Frantz Omar Fanon died of leukaemia on 6 December 1961, at the early age of 36. A Francophone Afro-Caribbean from Martinique, he was both a professional psychiatrist and a revolutionary. A member of the Algerian National Liberation Front during the war against French colonialism (1954–62), he developed an eclectic philosophy of anti-racism, pan-Africanism, and humanism. He wrote four books, in French, available in English as Black Skin, White Masks (1952/2017), The Wretched of the Earth (1961/2001), A Dying Colonialism, originally L’An Cinque, de la Revolution Algérienne (1964/1988), and Toward the African Revolution (1964/1988), essays and other writing published posthumously. These were polemical books, written clearly and pungently and significant through their original insights into human relations in a racially oppressive world. The Africana scholar from the United States, Lewis R. Gordon re-considers this work in an attempt at a philosophical introduction to Fanon’s life and thought. He is a well-known academic, familiar with the French cultural and linguistic context in which Fanon lived and worked.

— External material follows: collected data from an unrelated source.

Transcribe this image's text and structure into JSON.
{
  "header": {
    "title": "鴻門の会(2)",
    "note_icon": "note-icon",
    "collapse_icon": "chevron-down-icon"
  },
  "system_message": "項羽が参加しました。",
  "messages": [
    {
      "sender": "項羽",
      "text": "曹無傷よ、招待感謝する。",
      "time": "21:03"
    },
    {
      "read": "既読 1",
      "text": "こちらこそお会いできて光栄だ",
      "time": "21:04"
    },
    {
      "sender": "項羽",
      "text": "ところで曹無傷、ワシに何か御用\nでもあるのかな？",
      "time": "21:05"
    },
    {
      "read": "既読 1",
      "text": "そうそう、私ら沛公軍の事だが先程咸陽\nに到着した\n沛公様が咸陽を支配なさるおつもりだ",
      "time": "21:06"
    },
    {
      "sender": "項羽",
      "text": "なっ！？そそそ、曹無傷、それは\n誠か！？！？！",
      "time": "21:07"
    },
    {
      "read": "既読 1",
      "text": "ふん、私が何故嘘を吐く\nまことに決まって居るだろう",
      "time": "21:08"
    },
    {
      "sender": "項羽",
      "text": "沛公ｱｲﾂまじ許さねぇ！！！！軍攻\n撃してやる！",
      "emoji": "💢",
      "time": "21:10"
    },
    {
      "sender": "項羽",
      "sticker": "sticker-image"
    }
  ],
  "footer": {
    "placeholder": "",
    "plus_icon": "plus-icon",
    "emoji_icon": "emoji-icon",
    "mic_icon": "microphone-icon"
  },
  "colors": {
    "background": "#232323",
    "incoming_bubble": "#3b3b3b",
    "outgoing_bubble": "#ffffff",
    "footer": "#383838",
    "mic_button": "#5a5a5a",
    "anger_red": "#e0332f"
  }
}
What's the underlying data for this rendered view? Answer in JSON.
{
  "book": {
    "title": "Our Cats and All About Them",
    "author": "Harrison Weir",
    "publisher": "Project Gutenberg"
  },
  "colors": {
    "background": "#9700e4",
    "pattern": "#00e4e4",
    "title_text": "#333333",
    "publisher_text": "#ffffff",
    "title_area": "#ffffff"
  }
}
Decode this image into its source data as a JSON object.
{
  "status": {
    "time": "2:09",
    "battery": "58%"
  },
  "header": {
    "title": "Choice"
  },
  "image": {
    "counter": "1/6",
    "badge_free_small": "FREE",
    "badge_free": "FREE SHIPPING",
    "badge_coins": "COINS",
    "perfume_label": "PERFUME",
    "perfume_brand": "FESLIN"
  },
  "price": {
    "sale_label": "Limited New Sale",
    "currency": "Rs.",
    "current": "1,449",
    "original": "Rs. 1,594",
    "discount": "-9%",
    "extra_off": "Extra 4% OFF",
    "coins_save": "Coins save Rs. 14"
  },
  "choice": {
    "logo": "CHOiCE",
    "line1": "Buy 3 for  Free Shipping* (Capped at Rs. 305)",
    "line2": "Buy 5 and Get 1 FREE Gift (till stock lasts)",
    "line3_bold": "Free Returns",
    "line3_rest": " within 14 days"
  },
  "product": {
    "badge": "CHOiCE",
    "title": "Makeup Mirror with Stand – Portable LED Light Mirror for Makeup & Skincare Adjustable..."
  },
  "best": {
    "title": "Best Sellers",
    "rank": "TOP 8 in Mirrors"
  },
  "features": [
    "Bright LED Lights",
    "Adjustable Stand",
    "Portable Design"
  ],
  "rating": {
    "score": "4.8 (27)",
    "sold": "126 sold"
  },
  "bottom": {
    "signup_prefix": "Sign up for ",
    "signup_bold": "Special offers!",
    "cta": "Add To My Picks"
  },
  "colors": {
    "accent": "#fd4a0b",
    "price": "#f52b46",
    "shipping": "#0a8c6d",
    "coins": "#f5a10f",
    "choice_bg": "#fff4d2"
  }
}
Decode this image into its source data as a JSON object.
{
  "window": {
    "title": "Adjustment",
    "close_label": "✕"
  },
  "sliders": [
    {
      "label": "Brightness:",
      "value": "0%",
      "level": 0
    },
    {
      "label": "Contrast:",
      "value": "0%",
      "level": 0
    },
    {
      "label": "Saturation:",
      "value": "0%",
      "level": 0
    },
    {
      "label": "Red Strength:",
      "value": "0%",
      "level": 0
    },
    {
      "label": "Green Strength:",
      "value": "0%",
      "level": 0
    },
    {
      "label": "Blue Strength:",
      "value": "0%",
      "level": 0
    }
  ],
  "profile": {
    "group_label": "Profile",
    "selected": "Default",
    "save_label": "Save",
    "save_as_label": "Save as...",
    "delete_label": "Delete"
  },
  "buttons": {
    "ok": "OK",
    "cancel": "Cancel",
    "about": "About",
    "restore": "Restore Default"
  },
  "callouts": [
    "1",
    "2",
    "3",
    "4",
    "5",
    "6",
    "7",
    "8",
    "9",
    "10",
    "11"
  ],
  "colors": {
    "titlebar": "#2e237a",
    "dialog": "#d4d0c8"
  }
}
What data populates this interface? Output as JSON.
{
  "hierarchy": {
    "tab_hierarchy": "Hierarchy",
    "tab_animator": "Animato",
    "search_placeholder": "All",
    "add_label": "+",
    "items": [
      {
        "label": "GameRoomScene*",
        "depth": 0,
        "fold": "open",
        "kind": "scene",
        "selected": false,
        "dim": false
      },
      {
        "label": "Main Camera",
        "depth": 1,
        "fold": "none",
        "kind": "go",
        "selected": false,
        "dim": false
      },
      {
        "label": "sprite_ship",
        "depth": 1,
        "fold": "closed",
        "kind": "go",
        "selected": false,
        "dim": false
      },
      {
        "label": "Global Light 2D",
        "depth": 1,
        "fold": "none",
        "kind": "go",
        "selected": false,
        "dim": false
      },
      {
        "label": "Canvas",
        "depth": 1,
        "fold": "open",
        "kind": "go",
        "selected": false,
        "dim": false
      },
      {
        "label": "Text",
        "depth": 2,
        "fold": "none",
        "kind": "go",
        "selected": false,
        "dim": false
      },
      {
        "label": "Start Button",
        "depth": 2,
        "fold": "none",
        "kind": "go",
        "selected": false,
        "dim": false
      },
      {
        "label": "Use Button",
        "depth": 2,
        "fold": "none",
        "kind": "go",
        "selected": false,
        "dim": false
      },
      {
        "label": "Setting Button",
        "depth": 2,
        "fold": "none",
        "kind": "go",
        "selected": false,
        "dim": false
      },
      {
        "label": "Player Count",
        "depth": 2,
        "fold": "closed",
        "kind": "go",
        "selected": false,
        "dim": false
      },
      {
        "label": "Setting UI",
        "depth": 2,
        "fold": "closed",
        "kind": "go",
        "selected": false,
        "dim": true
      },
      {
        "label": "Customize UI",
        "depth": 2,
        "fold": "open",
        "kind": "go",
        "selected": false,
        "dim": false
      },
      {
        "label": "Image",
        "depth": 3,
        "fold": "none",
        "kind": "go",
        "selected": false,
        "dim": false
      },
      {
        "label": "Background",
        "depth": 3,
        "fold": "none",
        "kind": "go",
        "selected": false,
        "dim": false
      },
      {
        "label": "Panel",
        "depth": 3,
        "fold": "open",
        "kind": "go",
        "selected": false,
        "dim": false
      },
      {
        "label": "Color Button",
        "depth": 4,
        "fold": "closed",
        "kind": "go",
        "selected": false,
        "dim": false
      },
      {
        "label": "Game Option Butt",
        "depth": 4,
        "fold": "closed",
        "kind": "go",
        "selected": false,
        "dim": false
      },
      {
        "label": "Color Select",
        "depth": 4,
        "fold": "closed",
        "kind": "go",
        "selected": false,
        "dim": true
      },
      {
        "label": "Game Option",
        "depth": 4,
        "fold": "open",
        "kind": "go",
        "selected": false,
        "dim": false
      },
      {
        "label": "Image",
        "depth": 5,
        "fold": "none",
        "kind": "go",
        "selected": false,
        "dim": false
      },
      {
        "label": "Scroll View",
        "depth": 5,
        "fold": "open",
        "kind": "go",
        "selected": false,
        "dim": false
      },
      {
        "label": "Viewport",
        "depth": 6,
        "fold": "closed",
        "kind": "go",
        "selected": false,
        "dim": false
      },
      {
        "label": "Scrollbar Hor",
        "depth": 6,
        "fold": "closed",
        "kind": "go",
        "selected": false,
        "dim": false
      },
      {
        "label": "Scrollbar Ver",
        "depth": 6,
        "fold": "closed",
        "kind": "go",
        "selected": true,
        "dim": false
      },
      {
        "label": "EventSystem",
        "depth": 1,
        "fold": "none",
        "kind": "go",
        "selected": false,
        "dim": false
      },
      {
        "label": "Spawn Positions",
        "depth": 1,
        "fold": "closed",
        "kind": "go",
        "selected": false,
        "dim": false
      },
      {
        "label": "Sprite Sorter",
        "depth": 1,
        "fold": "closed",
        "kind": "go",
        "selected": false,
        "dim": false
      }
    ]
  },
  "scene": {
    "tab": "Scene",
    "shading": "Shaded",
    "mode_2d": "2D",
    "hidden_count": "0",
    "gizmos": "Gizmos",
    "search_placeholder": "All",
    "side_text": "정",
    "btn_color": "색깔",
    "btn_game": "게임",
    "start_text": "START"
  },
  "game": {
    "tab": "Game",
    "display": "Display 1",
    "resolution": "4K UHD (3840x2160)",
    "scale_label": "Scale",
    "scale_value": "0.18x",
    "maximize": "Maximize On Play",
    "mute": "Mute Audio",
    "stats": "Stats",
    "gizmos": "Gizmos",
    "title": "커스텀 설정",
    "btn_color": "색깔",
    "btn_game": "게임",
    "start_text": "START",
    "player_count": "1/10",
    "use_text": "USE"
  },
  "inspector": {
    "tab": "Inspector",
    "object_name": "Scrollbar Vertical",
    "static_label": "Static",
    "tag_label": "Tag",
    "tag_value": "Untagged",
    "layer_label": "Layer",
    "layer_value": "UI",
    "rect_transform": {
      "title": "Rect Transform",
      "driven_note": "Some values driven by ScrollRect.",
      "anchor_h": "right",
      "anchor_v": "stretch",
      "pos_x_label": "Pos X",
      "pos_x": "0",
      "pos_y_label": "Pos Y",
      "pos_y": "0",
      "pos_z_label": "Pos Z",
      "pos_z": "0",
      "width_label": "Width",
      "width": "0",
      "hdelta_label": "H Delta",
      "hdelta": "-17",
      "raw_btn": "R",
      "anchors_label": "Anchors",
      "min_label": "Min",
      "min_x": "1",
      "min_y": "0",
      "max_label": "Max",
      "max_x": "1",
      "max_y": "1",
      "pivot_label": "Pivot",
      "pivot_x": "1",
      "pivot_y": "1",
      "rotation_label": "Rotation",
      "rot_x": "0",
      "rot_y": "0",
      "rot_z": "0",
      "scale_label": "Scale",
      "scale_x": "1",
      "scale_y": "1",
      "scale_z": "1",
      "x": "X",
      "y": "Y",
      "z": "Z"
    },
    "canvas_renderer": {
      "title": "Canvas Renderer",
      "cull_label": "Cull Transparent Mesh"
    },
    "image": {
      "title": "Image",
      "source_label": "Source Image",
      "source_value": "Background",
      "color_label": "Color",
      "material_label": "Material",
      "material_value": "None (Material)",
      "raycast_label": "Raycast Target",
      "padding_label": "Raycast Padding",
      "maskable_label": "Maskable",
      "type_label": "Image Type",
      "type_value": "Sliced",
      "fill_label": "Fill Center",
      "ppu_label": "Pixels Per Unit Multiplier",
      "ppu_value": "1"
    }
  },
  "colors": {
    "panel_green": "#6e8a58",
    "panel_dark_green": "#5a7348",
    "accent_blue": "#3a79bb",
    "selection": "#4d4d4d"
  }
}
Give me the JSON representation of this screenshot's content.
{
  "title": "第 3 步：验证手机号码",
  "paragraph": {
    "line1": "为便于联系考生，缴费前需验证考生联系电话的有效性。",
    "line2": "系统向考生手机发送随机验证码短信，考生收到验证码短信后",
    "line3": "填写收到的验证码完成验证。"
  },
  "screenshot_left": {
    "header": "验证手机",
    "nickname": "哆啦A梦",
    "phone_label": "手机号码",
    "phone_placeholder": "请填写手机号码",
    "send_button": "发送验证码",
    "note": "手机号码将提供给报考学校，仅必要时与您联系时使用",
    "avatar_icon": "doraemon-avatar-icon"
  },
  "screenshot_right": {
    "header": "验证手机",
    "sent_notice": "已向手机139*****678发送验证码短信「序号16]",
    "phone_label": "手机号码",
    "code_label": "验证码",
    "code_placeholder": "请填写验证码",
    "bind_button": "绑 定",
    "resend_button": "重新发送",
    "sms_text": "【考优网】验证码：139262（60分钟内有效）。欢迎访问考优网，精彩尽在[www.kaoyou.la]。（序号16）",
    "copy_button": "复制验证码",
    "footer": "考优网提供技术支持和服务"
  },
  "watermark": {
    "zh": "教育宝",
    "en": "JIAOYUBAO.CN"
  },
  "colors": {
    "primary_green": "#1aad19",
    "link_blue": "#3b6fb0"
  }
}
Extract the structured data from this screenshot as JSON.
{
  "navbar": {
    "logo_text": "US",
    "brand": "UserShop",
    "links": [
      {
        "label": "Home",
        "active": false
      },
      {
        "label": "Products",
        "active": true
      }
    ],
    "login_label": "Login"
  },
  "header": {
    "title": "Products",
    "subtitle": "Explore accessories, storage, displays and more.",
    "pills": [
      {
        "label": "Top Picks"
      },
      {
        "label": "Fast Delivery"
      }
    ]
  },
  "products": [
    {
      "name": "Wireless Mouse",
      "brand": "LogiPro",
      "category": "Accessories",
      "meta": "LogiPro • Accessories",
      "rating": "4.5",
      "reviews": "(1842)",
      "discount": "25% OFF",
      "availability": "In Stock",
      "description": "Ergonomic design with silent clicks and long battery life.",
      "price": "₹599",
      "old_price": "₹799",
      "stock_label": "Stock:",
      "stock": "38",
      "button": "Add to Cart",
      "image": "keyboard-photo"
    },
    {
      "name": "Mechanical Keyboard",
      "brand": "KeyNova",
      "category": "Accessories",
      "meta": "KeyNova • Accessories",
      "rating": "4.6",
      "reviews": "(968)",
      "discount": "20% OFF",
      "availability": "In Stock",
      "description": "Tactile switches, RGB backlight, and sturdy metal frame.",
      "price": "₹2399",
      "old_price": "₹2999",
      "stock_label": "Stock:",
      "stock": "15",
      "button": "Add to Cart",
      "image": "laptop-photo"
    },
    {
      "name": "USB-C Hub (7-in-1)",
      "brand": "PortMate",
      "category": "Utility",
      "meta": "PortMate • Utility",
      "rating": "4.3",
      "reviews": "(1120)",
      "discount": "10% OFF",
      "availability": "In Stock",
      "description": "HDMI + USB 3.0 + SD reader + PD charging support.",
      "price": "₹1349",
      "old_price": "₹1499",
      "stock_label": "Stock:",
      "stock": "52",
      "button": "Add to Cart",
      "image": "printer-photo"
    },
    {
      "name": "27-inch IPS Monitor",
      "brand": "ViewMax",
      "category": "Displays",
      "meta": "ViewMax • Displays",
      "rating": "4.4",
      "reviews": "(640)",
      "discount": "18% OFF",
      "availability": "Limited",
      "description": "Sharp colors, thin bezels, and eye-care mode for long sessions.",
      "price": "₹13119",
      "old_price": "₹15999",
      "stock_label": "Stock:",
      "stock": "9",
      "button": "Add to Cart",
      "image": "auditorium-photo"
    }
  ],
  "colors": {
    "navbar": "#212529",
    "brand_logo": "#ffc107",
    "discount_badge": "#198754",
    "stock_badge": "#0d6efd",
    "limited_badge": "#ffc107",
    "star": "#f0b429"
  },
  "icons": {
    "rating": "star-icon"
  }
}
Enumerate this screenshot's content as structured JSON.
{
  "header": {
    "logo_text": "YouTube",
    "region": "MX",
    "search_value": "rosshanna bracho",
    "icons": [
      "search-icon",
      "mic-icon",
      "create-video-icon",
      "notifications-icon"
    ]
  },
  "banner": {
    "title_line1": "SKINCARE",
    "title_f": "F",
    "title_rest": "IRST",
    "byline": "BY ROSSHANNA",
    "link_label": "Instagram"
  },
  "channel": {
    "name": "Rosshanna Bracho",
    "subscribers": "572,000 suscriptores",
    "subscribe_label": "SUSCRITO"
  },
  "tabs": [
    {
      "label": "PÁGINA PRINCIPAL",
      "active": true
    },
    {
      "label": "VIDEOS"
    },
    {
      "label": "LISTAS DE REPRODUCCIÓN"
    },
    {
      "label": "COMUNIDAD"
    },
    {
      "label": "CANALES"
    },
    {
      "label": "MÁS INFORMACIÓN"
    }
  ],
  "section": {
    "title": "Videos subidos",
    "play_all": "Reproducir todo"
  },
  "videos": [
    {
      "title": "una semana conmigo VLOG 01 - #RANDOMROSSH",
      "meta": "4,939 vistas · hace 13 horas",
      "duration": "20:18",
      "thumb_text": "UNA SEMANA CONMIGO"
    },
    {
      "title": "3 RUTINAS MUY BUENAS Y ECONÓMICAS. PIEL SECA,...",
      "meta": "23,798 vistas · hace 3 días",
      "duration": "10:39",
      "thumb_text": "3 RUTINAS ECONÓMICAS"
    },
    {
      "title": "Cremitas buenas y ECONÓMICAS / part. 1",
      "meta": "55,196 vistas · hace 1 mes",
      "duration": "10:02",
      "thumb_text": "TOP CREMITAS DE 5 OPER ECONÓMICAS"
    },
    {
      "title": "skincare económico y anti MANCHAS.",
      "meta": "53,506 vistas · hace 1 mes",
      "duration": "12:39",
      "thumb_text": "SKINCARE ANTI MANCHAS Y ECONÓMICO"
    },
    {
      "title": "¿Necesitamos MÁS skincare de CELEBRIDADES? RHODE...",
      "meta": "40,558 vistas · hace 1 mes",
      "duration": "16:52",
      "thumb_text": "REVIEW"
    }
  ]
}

This is important when explaining Fanon to those restricted to reading him in English and who have a limited knowledge of the history of French colonialism and of French intellectual life. Fanon’s original celebrity was almost sixty years ago; and while he was then very widely known and read, this is not necessarily the case today, although many of the issues he confronted continue to frustrate humanity. This book is a timely opportunity to consider the extent to which Fanon’s life and thought remains relevant to our contemporary world or whether he is now of historical interest only.